Enhanced photoelectrochemical response of plasmonic Au embedded BiVO4/Fe2O3 heterojunction†
Abstract
The effect of embedding Au nanoparticles (NPs) in a BiVO4/Fe2O3 heterojunction for photoelectrochemical water splitting is studied here for the first time. The present nanostructured heterojunction offers three major advantages over pristine BiVO4 and Fe2O3: (i) the formation of a heterojunction between BiVO4 and Fe2O3 enhances the charge carrier separation and transfer, (ii) the layer of Fe2O3 provides protection to BiVO4 from photocorrosion and, (iii) the Au NPs possessing surface plasmon resonance (SPR) enhance the photoelectrochemical response by transferring energy to metal oxides by hot electron transfer (HET) and plasmon resonant energy transfer (PRET).
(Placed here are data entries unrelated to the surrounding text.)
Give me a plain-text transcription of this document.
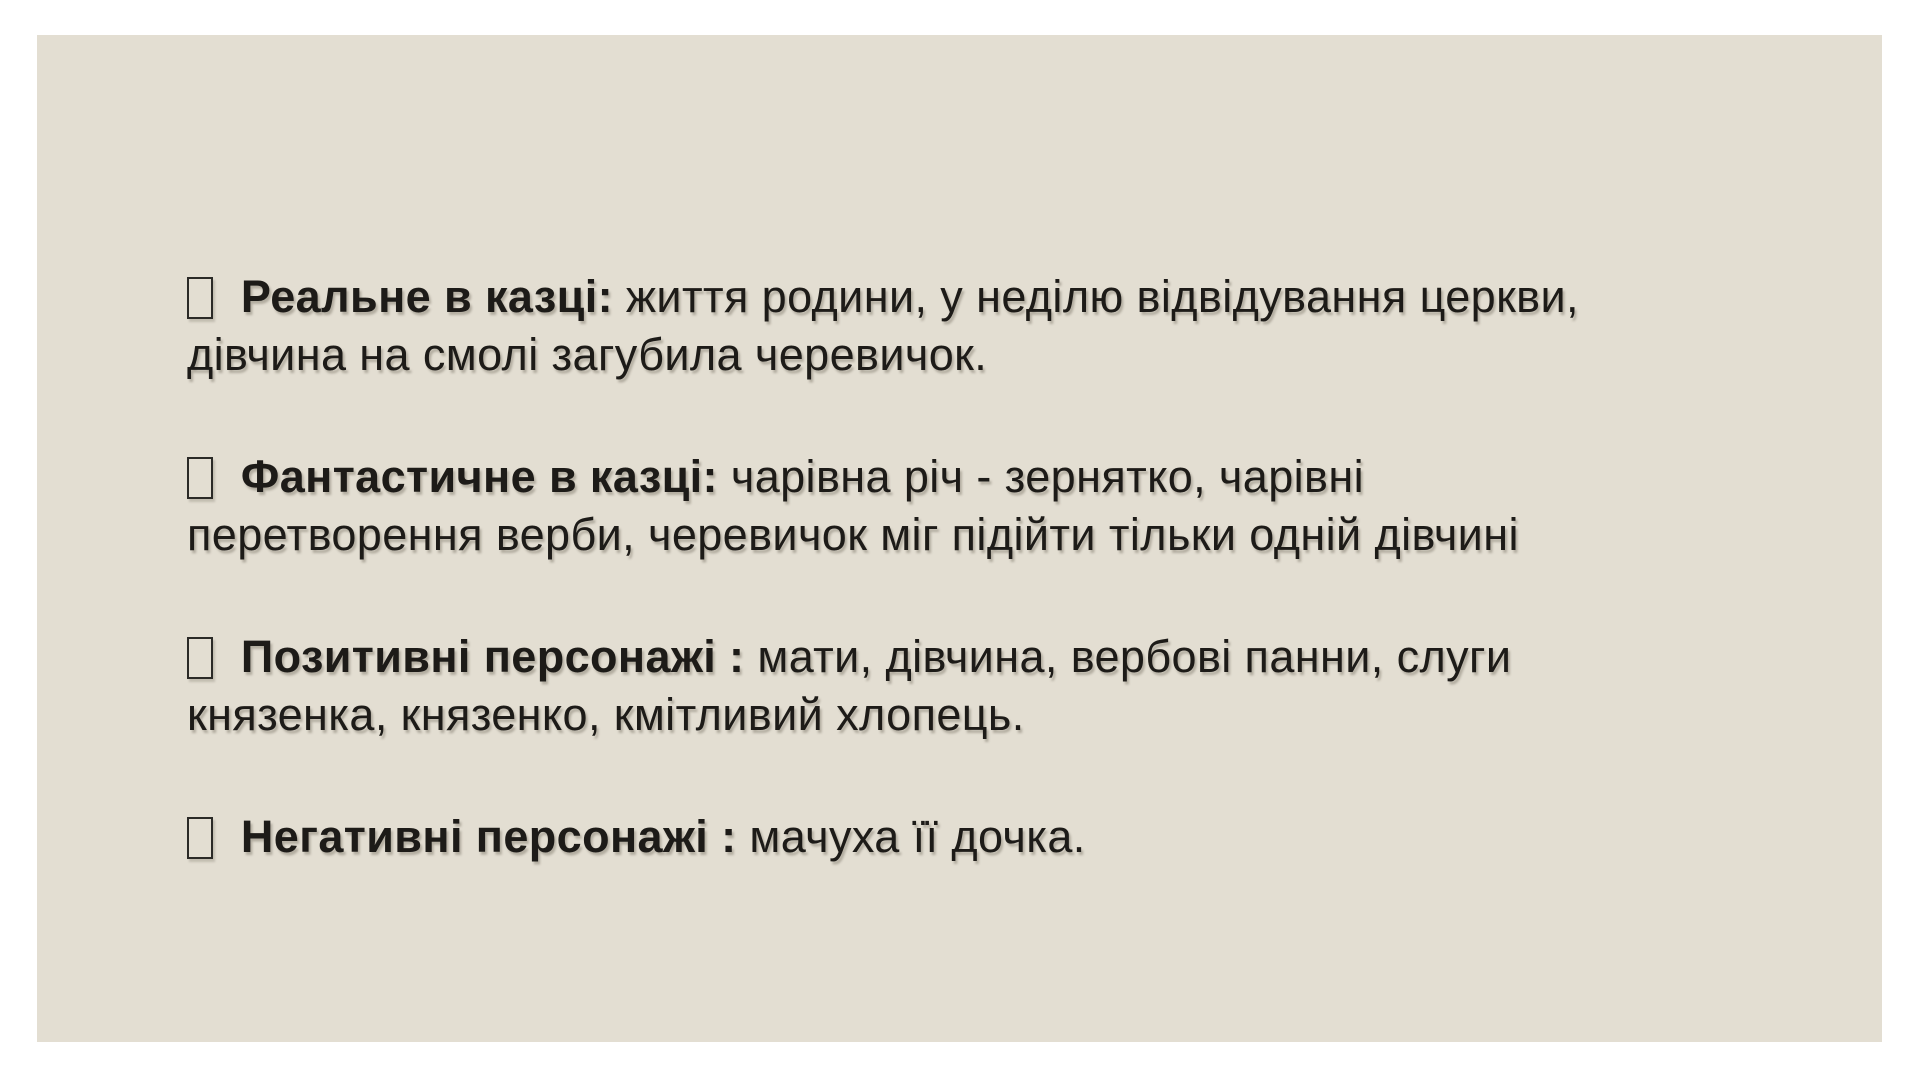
Реальне в казці: життя родини, у неділю відвідування церкви,
дівчина на смолі загубила черевичок.
Фантастичне в казці: чарівна річ - зернятко, чарівні
перетворення верби, черевичок міг підійти тільки одній дівчині
Позитивні персонажі : мати, дівчина, вербові панни, слуги
князенка, князенко, кмітливий хлопець.
Негативні персонажі : мачуха її дочка.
The present study reveals that the heterojunction ITO/BiVO4/Fe2O3 (with 32% v/v Au solution in both layers) gives the best performance and mitigates the limitations of both pristine Fe2O3 and BiVO4. A thirteen-fold increment in applied bias photon-to-current conversion efficiency (ABPE) was observed at 1.24 V vs. RHE under the condition of 1 Sun illumination. Monochromatic incident photon-to-current conversion efficiency (IPCE) measurements indicated that an Au embedded heterojunction is more effective in harvesting visible light in comparison to a heterojunction without Au NPs.